La stretta del governo cinese sui sindacati

In by Simone

Erano stati arrestati nel dicembre 2015 accusati di aver organizzato azioni di disturbo sociale. Si tratta di tre attivisti fermati nell’ambito di una più generale operazione contro le organizzazioni non governative che si occupano di lavoratori. Ieri sono stati condannati, con la pena sospesa, a tre anni di carcere.Si tratta di Zeng Feiyang, Zhu Xiaomei e Tang Huanxing, membri di una Ong abbastanza nota in tema di lavoratori, la Panyu Workers Centre. La loro attività aveva a che fare principalmente con i lavoratori del Guangdong fabbrica del mondo cinese, che da sola produce un quinto delle esportazioni.

Pena sospesa significa che sono formalmente condannati ma non andranno in carcere. Ma per attivisti e sindacalisti significa anche essere costretti a fermare la propria attività sociale, perché dopo la condanna al minimo problema si aprirebbero le porte del carcere.

Avevano aiutato i lavoratori a organizzarsi per chiedere migliori condizioni di vita e soprattutto di salario ed erano stati arrestati con l’accusa infamante di avere organizzato disordini sociali e di aver accettato tangenti e mazzette da ipotetici stati stranieri che avrebbero l’interesse di destabilizzare la Cina.

Utilizzare questi strumenti di accusa – ammessi poi in sede processuale da imputati lasciati in balia della sola accusa e senza alcuna possibilità vera di difendersi – è la «cifra» del governo da parte di Xi Jinping, la cui opera anti corruzione è servita anche per eliminare parecchi nemici politici.

In questo caso non si tratta di bloccare chi mina la sua leadership, quanto fermare sul nascere un potenziale movimento organizzato di lavoratori che potrebbe finire per creare dei problemi sociali in Cina.

L’economia infatti rallenta e non sembra poter più reggere i ritmi degli anni scorsi, mentre il passaggio epocale del paese a un’economia trainata dal mercato interno stenta a decollare. Di questo «passaggio» ne fanno le spese proprio le classi più deboli lavoratori compresi.

Chi tenta di organizzare il discontento, dunque, va punito, subito.

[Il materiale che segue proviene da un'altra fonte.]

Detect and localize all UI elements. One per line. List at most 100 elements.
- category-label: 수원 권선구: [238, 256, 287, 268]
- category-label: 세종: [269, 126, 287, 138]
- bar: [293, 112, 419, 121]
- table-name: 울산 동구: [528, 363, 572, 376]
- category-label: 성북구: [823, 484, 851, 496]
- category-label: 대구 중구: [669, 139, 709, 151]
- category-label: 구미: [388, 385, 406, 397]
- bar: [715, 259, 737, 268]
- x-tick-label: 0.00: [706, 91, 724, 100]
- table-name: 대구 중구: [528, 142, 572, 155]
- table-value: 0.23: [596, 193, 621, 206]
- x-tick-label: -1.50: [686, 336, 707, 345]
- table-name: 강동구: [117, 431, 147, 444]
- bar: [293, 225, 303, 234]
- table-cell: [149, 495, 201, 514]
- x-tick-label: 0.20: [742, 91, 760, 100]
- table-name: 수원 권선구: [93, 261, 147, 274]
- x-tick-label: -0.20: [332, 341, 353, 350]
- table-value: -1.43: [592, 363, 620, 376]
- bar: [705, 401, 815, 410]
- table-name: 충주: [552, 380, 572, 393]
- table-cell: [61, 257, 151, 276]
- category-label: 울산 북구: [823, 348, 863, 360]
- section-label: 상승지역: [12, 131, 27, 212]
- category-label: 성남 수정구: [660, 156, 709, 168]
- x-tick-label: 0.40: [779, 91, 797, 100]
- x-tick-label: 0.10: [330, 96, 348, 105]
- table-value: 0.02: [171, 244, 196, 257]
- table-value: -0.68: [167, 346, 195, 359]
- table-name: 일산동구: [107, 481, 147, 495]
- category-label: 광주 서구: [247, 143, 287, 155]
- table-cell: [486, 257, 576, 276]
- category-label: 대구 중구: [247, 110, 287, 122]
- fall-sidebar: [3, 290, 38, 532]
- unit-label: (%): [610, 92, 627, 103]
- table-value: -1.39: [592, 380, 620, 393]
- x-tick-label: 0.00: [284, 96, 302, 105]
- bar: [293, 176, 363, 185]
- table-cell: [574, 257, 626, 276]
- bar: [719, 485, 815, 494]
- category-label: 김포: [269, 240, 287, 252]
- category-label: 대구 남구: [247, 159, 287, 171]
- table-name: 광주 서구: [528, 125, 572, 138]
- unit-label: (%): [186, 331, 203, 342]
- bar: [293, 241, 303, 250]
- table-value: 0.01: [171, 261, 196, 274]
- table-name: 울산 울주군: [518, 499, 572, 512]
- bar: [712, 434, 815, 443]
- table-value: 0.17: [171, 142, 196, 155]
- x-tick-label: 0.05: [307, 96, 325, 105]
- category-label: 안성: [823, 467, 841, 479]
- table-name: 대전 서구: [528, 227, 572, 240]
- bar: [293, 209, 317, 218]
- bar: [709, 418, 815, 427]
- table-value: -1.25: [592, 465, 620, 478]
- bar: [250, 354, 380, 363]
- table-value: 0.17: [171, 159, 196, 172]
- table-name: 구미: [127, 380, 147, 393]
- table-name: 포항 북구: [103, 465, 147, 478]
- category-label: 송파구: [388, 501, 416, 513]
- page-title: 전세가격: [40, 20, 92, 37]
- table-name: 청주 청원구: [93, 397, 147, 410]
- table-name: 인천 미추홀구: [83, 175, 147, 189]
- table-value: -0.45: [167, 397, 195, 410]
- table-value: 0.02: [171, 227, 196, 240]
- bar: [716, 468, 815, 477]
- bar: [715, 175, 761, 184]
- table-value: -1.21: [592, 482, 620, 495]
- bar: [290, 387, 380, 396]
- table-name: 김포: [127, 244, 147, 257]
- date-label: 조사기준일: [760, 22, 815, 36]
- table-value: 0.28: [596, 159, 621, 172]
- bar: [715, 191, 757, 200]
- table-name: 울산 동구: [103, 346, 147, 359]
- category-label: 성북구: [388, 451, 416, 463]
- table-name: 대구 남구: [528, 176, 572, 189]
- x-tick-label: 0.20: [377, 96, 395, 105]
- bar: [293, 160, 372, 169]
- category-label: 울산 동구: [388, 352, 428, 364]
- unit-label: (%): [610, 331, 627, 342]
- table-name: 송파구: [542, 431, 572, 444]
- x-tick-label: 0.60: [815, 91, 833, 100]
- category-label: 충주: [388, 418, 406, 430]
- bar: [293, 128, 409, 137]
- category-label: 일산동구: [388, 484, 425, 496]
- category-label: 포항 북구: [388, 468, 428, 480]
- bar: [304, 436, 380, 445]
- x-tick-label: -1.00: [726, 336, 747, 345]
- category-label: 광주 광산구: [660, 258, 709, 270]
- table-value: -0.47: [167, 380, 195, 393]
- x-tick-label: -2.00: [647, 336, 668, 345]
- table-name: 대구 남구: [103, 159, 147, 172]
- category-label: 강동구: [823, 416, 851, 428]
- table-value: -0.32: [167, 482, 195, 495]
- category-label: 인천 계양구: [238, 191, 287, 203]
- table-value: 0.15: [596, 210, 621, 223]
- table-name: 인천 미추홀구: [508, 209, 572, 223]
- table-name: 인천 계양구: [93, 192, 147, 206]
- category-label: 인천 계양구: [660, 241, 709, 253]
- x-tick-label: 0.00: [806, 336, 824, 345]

I sindacalisti sono tra i più colpiti delle politiche repressive di Pechino. In Cina non sono ammessi sindacati indipendenti ad eccezione della All-China Federation of Trade Union, che però viene spesso accusata – giustamente – di essere filo governativa e di non avere in realtà alcun ruolo di negoziazione o difesa o rivendicazione dei diritti da parte dei lavoratori, specie in tema di aumenti salariali e migliori condizioni di lavoro.

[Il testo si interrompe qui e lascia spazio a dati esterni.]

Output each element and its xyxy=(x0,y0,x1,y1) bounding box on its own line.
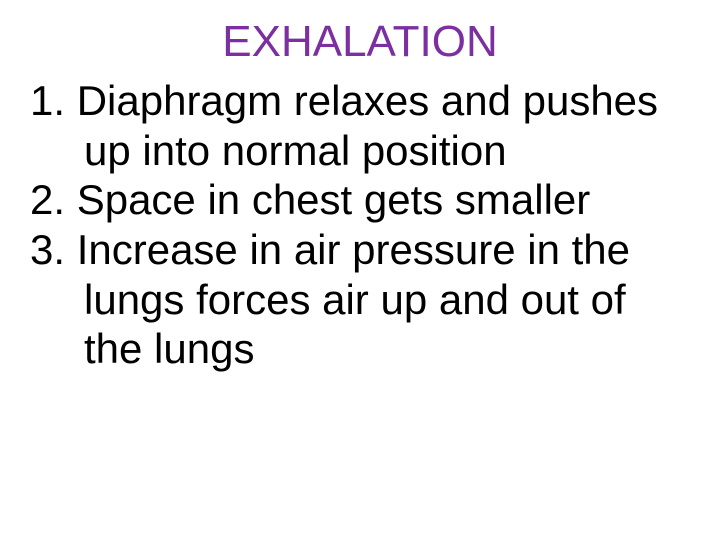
slide: EXHALATION 1. Diaphragm relaxes and push… xyxy=(0,0,720,540)
list-item-text: Increase in air pressure in the lungs fo… xyxy=(77,226,630,372)
list-item-text: Space in chest gets smaller xyxy=(77,176,591,223)
list-item-number: 3. xyxy=(30,226,65,273)
list-item-number: 2. xyxy=(30,176,65,223)
list-item: 2. Space in chest gets smaller xyxy=(30,175,690,225)
slide-list: 1. Diaphragm relaxes and pushes up into … xyxy=(30,76,690,373)
list-item: 3. Increase in air pressure in the lungs… xyxy=(30,225,690,374)
list-item: 1. Diaphragm relaxes and pushes up into … xyxy=(30,76,690,175)
slide-title: EXHALATION xyxy=(70,18,650,66)
list-item-text: Diaphragm relaxes and pushes up into nor… xyxy=(77,77,658,174)
list-item-number: 1. xyxy=(30,77,65,124)
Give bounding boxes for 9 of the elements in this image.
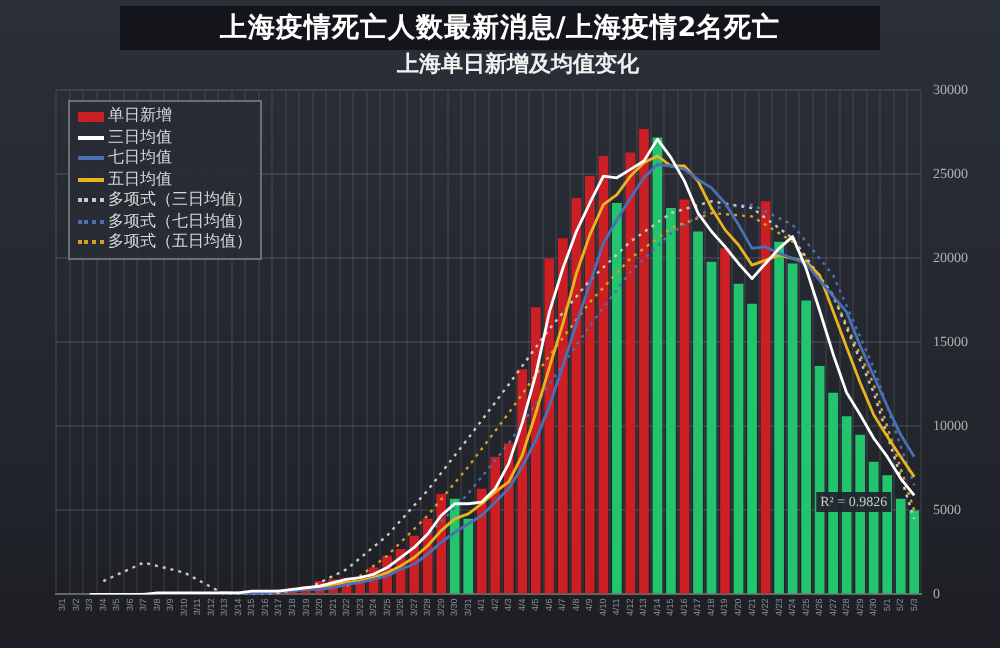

I tre condannati, in particolare, sono accusati di aver aiutato i lavoratori nella provincia meridionale di Guangdong a organizzarsi per ottenere il pagamento dei salari e dei benefici non pagati in occasione di controversie con i datori di lavoro, ma sono stati condannati per «ignorare le leggi nazionali e aver organizzato manifestazioni di massa che hanno turbato l’ordine sociale».

La sentenza del tribunale arriva nel mezzo di ciò che i gruppi organizzati per i diritti umani e del lavoro hanno definito una campagna «senza precedenti» di arresti di attivisti sindacali, all’interno di un più ampio giro di vite sul dissenso che ha visto centinaia arrestati e decine di imprigionati da quando il presidente Xi Jinping è salito al potere.

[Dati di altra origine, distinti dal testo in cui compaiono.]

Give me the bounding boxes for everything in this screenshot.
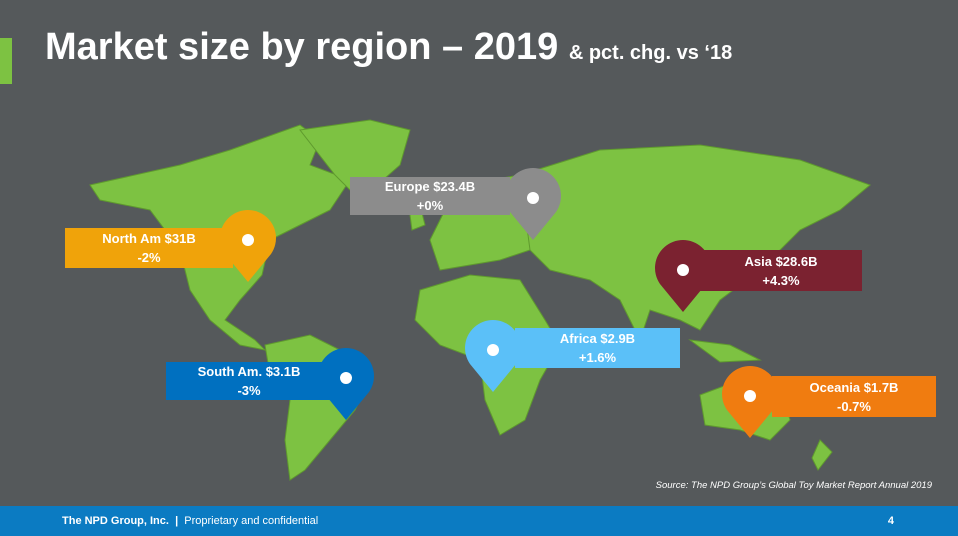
- region-name: North Am $31B: [102, 231, 196, 246]
- accent-bar: [0, 38, 12, 84]
- region-label: Africa $2.9B +1.6%: [515, 328, 680, 368]
- source-note: Source: The NPD Group’s Global Toy Marke…: [655, 480, 932, 491]
- region-change: -0.7%: [837, 398, 871, 414]
- page-number: 4: [887, 515, 894, 527]
- title-text: Market size by region – 2019: [45, 26, 559, 68]
- region-name: South Am. $3.1B: [197, 364, 301, 379]
- region-label: Europe $23.4B +0%: [350, 177, 510, 215]
- region-change: +0%: [416, 198, 444, 213]
- asia: [519, 144, 871, 342]
- region-change: -2%: [137, 250, 161, 265]
- region-label: Asia $28.6B +4.3%: [700, 250, 862, 291]
- region-label: South Am. $3.1B -3%: [166, 362, 332, 400]
- region-change: +1.6%: [578, 350, 617, 365]
- region-change: +4.3%: [762, 272, 800, 288]
- region-change: -3%: [237, 383, 261, 398]
- footer-left: The NPD Group, Inc. | Proprietary and co…: [62, 515, 318, 527]
- region-label: North Am $31B -2%: [65, 228, 233, 268]
- pins: [220, 168, 778, 438]
- company: The NPD Group, Inc.: [62, 515, 169, 527]
- region-name: Europe $23.4B: [384, 179, 476, 194]
- region-name: Oceania $1.7B: [809, 379, 899, 395]
- region-name: Asia $28.6B: [744, 253, 818, 269]
- subtitle: & pct. chg. vs ‘18: [568, 42, 733, 64]
- separator: |: [175, 515, 179, 527]
- region-label: Oceania $1.7B -0.7%: [772, 376, 936, 417]
- confidential-note: Proprietary and confidential: [184, 515, 319, 527]
- title: Market size by region – 2019 & pct. chg.…: [45, 26, 732, 69]
- region-name: Africa $2.9B: [559, 331, 636, 346]
- footer: The NPD Group, Inc. | Proprietary and co…: [0, 506, 958, 536]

La Xinhua ha riportato a suo modo la notizia, sostenendo che i sindacalisti in realtà avrebbero «incitato incitare i lavoratori a colpire, creare un impatto sociale, interferire con le fabbriche e la loro normale produzione, disturbando l’ordine sociale».

Zeng e altri attivisti avrebbero costretto i leader fabbriche alla loro sottomissione e «incitato i lavoratori a circondare le forze dell’ordine, provocando un impatto molto negativo sulla società».